Remaja cenderung bangun siang namun terjaga sampai larut malam. Ditambah
banyaknya kegiatan, banyak remaja akhirnya sampai kurang tidur.
Akibatnya dapat memperburuk pengambilan keputusan. Tidur yang cukup
dapat membantu otak remaja bekerja lebih optimal.
- Narsis
Perubahan
hormon saat pubertas berdampak besar bagi otak, salah satunya adalah
memacu reseptor oksitosin diproduksi lebih banyak. Oksitosin
meningkatkan kepekaan sistem limbik dan berkaitan dengan perasaan
kesadaran diri, sehingga membuat remaja merasa seolah-olah ada orang
yang mengawasi Hal ini mungkin membuat remaja jadi tampak egois. Di sisi
lain, perubahan hormon dalam otak remaja ini juga dapat membuat remaja
menjadi lebih idealis. Sampai otaknya berkembang untuk menghadapi
isu-isu yang bersifat abu-abu, remaja cenderung berpikir secara sepihak.
PART 4
Saat
seseorang memasuki usia remaja, biasanya emosinya akan labil atau
berubah-ubah. Perkembangan emosinya menunjukkan sifat yang sensitif dan
reaktif yang sangat kuat terhadap berbagai peristiwa atau situasi
sosial. Ketika sedang kesal karena sesuatu, beberapa dari mereka akan
meluapkan rasa emosinya. Sangat jarang para remaja yang mampu
mengendalikan emosinya itu. Jika si anak mulai memasuki masa remajanya,
maka sebagai orangtua Anda harus bisa menjalin komunikasi yang baik
dengannya. Jangan malah membiarkan si anak ketika mereka sedang emosi.
Ada
beberapa cara jitu untuk mengatasi emosi para remaja. Apa saja?

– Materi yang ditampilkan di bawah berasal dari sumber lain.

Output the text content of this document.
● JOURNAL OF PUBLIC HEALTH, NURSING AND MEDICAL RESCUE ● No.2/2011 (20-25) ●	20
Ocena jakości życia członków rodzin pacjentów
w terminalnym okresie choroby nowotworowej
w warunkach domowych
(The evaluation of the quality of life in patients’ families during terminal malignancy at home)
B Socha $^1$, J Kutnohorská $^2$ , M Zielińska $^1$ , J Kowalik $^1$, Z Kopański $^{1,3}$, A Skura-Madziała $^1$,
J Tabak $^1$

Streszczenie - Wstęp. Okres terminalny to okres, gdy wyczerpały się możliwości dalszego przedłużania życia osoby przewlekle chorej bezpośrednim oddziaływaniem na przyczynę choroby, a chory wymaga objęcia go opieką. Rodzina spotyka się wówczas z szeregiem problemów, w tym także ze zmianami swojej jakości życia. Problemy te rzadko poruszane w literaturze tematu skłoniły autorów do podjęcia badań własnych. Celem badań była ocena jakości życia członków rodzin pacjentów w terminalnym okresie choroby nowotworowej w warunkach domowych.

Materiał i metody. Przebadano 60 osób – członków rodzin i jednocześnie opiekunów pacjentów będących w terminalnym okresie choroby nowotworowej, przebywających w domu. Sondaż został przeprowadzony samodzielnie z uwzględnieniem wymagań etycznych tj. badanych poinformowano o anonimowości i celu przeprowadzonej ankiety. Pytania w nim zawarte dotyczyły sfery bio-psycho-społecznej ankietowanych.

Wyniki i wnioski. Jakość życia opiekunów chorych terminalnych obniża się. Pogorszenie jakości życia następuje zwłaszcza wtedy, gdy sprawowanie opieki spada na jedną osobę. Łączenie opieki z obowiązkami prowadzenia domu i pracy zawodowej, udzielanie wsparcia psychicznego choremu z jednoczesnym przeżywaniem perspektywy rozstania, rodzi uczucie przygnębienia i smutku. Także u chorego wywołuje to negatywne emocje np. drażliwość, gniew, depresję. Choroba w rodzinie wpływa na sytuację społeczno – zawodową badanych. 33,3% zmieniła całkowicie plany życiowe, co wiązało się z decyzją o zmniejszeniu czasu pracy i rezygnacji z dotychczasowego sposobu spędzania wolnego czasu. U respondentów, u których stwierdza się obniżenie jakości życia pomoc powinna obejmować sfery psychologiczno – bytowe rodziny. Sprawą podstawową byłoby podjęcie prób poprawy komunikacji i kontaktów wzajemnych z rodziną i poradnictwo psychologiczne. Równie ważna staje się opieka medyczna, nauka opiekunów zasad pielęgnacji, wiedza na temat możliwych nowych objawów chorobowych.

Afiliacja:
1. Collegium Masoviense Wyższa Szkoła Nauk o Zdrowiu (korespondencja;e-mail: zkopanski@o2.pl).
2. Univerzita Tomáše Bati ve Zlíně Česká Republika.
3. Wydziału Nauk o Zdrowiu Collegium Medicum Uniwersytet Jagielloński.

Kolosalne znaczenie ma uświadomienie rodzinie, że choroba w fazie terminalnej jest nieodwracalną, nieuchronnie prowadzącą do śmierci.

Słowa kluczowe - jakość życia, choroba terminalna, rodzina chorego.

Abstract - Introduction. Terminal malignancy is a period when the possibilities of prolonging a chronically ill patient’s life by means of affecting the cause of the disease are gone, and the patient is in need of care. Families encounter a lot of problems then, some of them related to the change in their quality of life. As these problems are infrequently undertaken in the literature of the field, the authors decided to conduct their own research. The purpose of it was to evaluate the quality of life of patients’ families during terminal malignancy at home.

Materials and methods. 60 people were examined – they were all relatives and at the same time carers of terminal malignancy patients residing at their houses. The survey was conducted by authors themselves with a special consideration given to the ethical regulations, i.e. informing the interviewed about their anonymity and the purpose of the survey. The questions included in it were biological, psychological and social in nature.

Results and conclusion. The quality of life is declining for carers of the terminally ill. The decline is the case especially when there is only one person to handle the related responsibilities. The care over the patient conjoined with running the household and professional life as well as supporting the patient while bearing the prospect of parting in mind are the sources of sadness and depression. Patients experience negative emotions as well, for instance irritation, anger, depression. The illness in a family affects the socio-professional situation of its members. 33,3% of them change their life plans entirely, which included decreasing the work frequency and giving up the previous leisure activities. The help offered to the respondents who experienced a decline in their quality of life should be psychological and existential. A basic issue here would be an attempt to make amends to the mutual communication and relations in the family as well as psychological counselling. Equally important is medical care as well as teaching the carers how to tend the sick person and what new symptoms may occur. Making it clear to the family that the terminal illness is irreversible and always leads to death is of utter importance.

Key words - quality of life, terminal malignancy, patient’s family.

Dilansir dari Timesofindia.Indiatimes.com, inilah 4 cara mengatasi emosi
para remaja:
- Kenali dulu gejalanya
Emosi
remaja harus diatasi dan diawasi sejak awal. Anak-anak yang sudah
menunjukkan tanda-tanda buruk, seperti suka berbohong, suka jahat pada
temannya, berkata kasar, lain tindakan kasar lainnya itu harus segera
dinasihati. Untuk menasihatinya, Anda disarankan agar berbicara
baik-baik kepadanya. Berikanlah penjelasan yang baik untuknya demi masa
depan si anak.
- Meredam emosinya
Ketika
si anak marah, mereka bisa akan melakukan tindakan yang bisa
membahayakan orang lain atau dirinya sendiri. Ketika hal tersebut
terjadi, orangtua harus memberikan perhatian penuh pada anak. Selain
itu, Anda juga harus mampu meredam emosinya dengan cara menenangkannya.
- Mengawasi perilakunya
Orangtua
harus bisa mengawasi perilaku dan pergaulan mereka. Anda disarankan
agar selalu memperhatikan teman-temannya dan kegiatan apa yang biasa
dilakukannya di rumah. Selain itu, orangtua juga harus membangun
hubungan yang baik dan dekat dengan anak-anaknya. Tujuannya adalah agar
si anak tidak berani melakuakn hal-hal yang bisa membahayakan dirinya
atau orang lain.
- Mengatasi akar masalahnya
Terkadang
emosi anak berasal dari hal-hal yang terpendam. Misalnya,
ketidaknyamanannya berada di kelas, sering diejek oleh teman-temannya,
dan hal lainnya. Hal tersebut bisa saja membuat mereka jadi malas pergi
ke sekolah, mudah marah, dan berkata kasar. Untuk itu, sebagai orangtua
Anda disarankan agar mengenali dan memahami si anak. Selain itu, sabar
juga untuk menggali akar masalah yang membuat anak bertindak buruk.
Itulah
cara tepat mengatasi emosi remaja. Seorang anak tak mungkin bersikap
kasar atau marah berlebihan tanpa alasan. Untuk itu, sebagai orangtua
Anda harus selalu mengawasinya dan menjalin komunikasi yang baik ddengan
mereka agar bisa mengatasi emosinya.